Breach management is also a significant component of any compliance system. Once compliance breaches are identified by the system the compliance team require tools to investigate and manage these breaches.

Breaches may occur for a host of different reasons such as market value movements, cash investments or disinvestments, purchases or sales of instruments or portfolio transitioning. The compliance team may choose to take different approaches depending on the underlying cause of the breach. In most cases though, the portfolio manager will need to be contacted with the details and calculation of the breach.
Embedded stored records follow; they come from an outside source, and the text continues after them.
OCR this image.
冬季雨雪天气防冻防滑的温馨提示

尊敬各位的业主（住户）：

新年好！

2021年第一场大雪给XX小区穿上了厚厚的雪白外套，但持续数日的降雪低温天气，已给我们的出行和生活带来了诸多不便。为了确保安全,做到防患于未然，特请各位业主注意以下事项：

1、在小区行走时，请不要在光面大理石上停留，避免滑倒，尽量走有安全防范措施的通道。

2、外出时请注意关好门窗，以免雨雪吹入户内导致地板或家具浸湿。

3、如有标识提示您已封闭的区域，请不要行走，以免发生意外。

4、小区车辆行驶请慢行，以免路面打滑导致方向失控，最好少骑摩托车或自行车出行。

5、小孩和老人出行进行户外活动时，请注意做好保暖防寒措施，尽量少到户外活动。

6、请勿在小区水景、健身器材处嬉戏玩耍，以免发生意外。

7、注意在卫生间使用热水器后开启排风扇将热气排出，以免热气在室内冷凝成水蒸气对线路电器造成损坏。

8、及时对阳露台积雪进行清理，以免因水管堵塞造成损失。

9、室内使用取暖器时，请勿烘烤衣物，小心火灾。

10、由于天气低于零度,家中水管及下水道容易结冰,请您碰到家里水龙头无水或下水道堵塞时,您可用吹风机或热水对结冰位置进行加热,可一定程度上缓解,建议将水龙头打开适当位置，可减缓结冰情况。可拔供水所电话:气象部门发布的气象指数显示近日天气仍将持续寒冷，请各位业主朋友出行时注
This communication should be executed from the compliance system and all comments should be saved for auditing purposes. Should a fund incur major losses and the regulator looks for those accountable, the compliance team needs to have the fund compliance history and comments at their disposal.

The system should also be able to automatically send daily compliance reports and escalation emails. If a breach age exceeds a certain number of days the system should highlight this by sending a notification to the compliance users, risk manager and portfolio manager.

In summary, to operate effectively, the compliance team requires a dedicated investment compliance system with all the necessary tools to fulfil their mandate. They need a system that provides them with compliance centric data, a flexible and simple rule wizard, sophisticated breach management and automated reporting. To settle for anything less will compromise compliance capability with far-reaching consequences for investors and the firm itself.